Beatrice’s background in ethology led her to believe that learning followed certain predisposed paths and that no amount of shaping could bring some behaviors into existence. Observing the Hayes’ films revealed that while shaping techniques did not produce speech, they were effective in teaching Viki such things as “touch your nose,” etc. This suggested that shaping the hands of an infant chimpanzee might hold far more potential than techniques for shaping mouth and tongue movements. Thus, the Gardners decided to rear Washoe, a young female chimpanzee, in a homelike environment, but to expose her to hand signs rather than spoken language.
Washoe’s environment was monitored around the clock and notes were made on a wide range of behaviors as well as all signed utterances. All those around Washoe were asked to use signs in every communication and were forbidden to speak in Washoe’s presence.
Unlike the Hayes’, the Gardners did not take Washoe into their home.

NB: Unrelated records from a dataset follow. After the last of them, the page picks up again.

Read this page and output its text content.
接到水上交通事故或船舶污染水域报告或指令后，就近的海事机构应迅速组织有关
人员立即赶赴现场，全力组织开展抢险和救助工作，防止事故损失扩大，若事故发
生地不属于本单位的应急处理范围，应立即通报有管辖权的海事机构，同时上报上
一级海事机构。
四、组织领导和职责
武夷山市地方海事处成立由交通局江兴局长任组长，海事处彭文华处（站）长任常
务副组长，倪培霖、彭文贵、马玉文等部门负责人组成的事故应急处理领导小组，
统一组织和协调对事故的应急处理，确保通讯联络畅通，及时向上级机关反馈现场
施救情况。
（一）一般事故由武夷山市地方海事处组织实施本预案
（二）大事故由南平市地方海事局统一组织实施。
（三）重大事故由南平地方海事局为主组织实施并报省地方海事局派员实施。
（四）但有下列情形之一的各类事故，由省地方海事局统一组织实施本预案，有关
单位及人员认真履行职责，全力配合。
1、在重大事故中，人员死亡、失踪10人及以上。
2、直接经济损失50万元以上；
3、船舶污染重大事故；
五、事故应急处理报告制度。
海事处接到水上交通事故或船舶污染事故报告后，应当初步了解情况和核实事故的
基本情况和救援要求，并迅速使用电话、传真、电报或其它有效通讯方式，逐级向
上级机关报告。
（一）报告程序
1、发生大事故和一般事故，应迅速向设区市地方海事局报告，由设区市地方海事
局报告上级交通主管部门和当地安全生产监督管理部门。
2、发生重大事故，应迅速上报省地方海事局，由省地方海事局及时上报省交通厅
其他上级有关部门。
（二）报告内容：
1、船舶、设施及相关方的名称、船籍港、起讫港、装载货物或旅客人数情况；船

Washoe stayed in a trailer during the day and slept there alone at night. While the Gardners devoted love and attention to Washoe in their spare time, the task of rearing young Washoe fell to an array of graduate students and short-term caretakers. The decision to provide Washoe with a human world, but not a human family represented a significant departure from the earlier studies.
When the Gardners realized that Washoe was not going to acquire language in a spontaneous fashion, they introduced sign training. This consisted of showing Washoe an object, demonstrating the sign, then taking Washoe’s hands and molding them into the proper hand configuration for the sign. Slowly, the molding was less emphasized until Washoe produced the sign on her own. This procedure resulted in rapid sign acquisition and Washoe quickly surpassed Vickie’s attainment of four spoken utterances.

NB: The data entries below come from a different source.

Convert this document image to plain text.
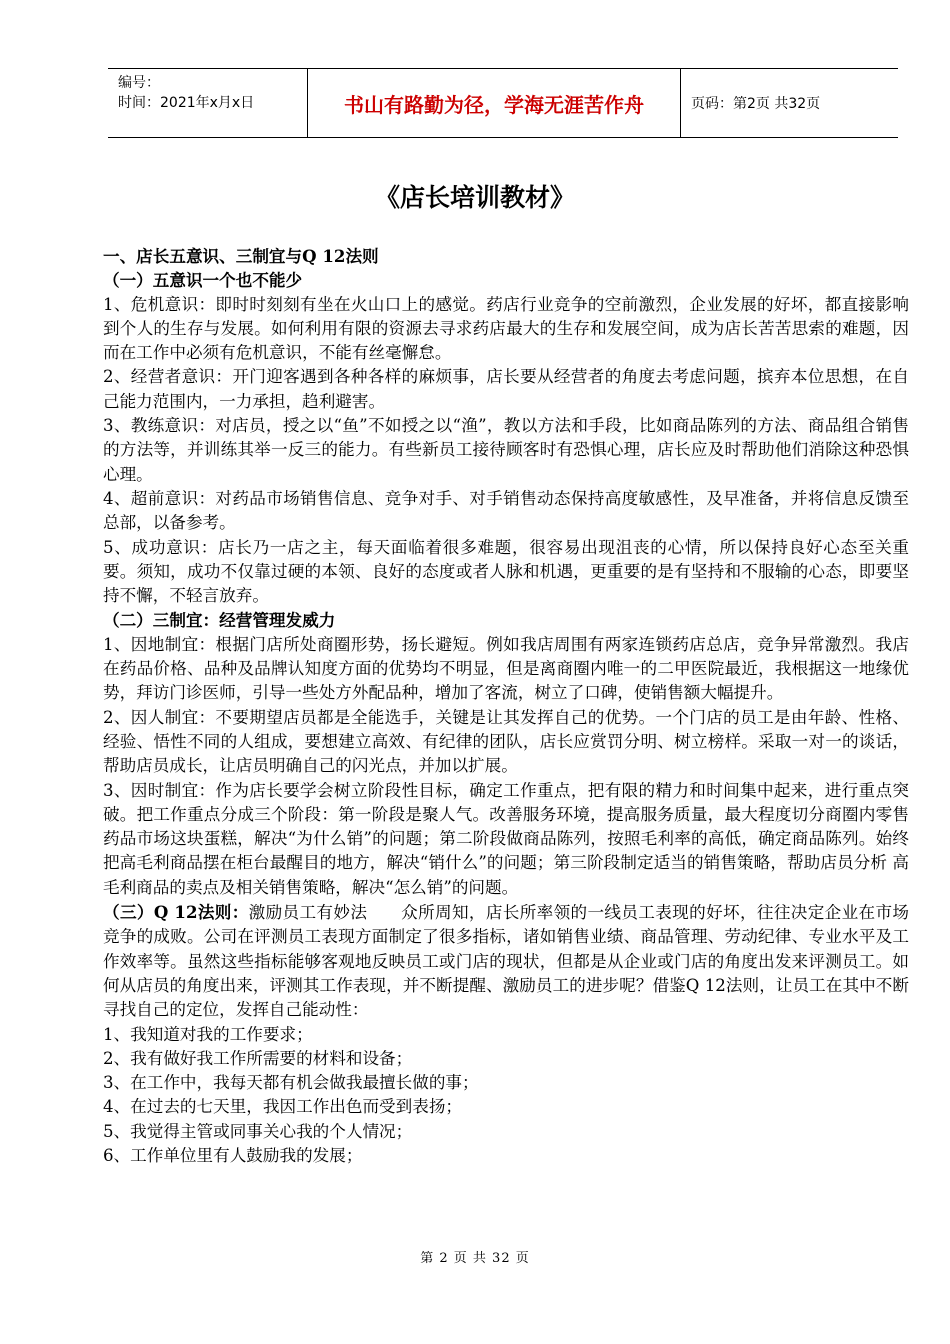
编号：
时间：2021年x月x日	书山有路勤为径，学海无涯苦作舟	页码：第2页 共32页
《店长培训教材》

一、店长五意识、三制宜与Q 12法则

（一）五意识一个也不能少

1、危机意识：即时时刻刻有坐在火山口上的感觉。药店行业竞争的空前激烈，企业发展的好坏，都直接影响到个人的生存与发展。如何利用有限的资源去寻求药店最大的生存和发展空间，成为店长苦苦思索的难题，因而在工作中必须有危机意识，不能有丝毫懈怠。

2、经营者意识：开门迎客遇到各种各样的麻烦事，店长要从经营者的角度去考虑问题，摈弃本位思想，在自己能力范围内，一力承担，趋利避害。

3、教练意识：对店员，授之以“鱼”不如授之以“渔”，教以方法和手段，比如商品陈列的方法、商品组合销售的方法等，并训练其举一反三的能力。有些新员工接待顾客时有恐惧心理，店长应及时帮助他们消除这种恐惧心理。

4、超前意识：对药品市场销售信息、竞争对手、对手销售动态保持高度敏感性，及早准备，并将信息反馈至总部，以备参考。

5、成功意识：店长乃一店之主，每天面临着很多难题，很容易出现沮丧的心情，所以保持良好心态至关重要。须知，成功不仅靠过硬的本领、良好的态度或者人脉和机遇，更重要的是有坚持和不服输的心态，即要坚持不懈，不轻言放弃。

（二）三制宜：经营管理发威力

1、因地制宜：根据门店所处商圈形势，扬长避短。例如我店周围有两家连锁药店总店，竞争异常激烈。我店在药品价格、品种及品牌认知度方面的优势均不明显，但是离商圈内唯一的二甲医院最近，我根据这一地缘优势，拜访门诊医师，引导一些处方外配品种，增加了客流，树立了口碑，使销售额大幅提升。

2、因人制宜：不要期望店员都是全能选手，关键是让其发挥自己的优势。一个门店的员工是由年龄、性格、经验、悟性不同的人组成，要想建立高效、有纪律的团队，店长应赏罚分明、树立榜样。采取一对一的谈话，帮助店员成长，让店员明确自己的闪光点，并加以扩展。

3、因时制宜：作为店长要学会树立阶段性目标，确定工作重点，把有限的精力和时间集中起来，进行重点突破。把工作重点分成三个阶段：第一阶段是聚人气。改善服务环境，提高服务质量，最大程度切分商圈内零售药品市场这块蛋糕，解决“为什么销”的问题；第二阶段做商品陈列，按照毛利率的高低，确定商品陈列。始终把高毛利商品摆在柜台最醒目的地方，解决“销什么”的问题；第三阶段制定适当的销售策略，帮助店员分析 高毛利商品的卖点及相关销售策略，解决“怎么销”的问题。

（三）Q 12法则：激励员工有妙法　　众所周知，店长所率领的一线员工表现的好坏，往往决定企业在市场竞争的成败。公司在评测员工表现方面制定了很多指标，诸如销售业绩、商品管理、劳动纪律、专业水平及工作效率等。虽然这些指标能够客观地反映员工或门店的现状，但都是从企业或门店的角度出发来评测员工。如何从店员的角度出来，评测其工作表现，并不断提醒、激励员工的进步呢？借鉴Q 12法则，让员工在其中不断寻找自己的定位，发挥自己能动性：

1、我知道对我的工作要求；

2、我有做好我工作所需要的材料和设备；

3、在工作中，我每天都有机会做我最擅长做的事；

4、在过去的七天里，我因工作出色而受到表扬；

5、我觉得主管或同事关心我的个人情况；

6、工作单位里有人鼓励我的发展；

第 2 页 共 32 页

The Gardners assumed the ability to produce a sign implied the ability to comprehend what others intended with the use of a sign. When it was revealed that Washoe had acquired 30 signs and was rapidly on her way to learning many more, a languaged ape, it seemed, had finally arrived.
The Gardners’ success, achieved by altering the paradigm from spoken words to signs, shocked the established academic world. Suddenly there arose a great interest in determining whether Washoe was a “genius” or whether this ability could present itself in other apes.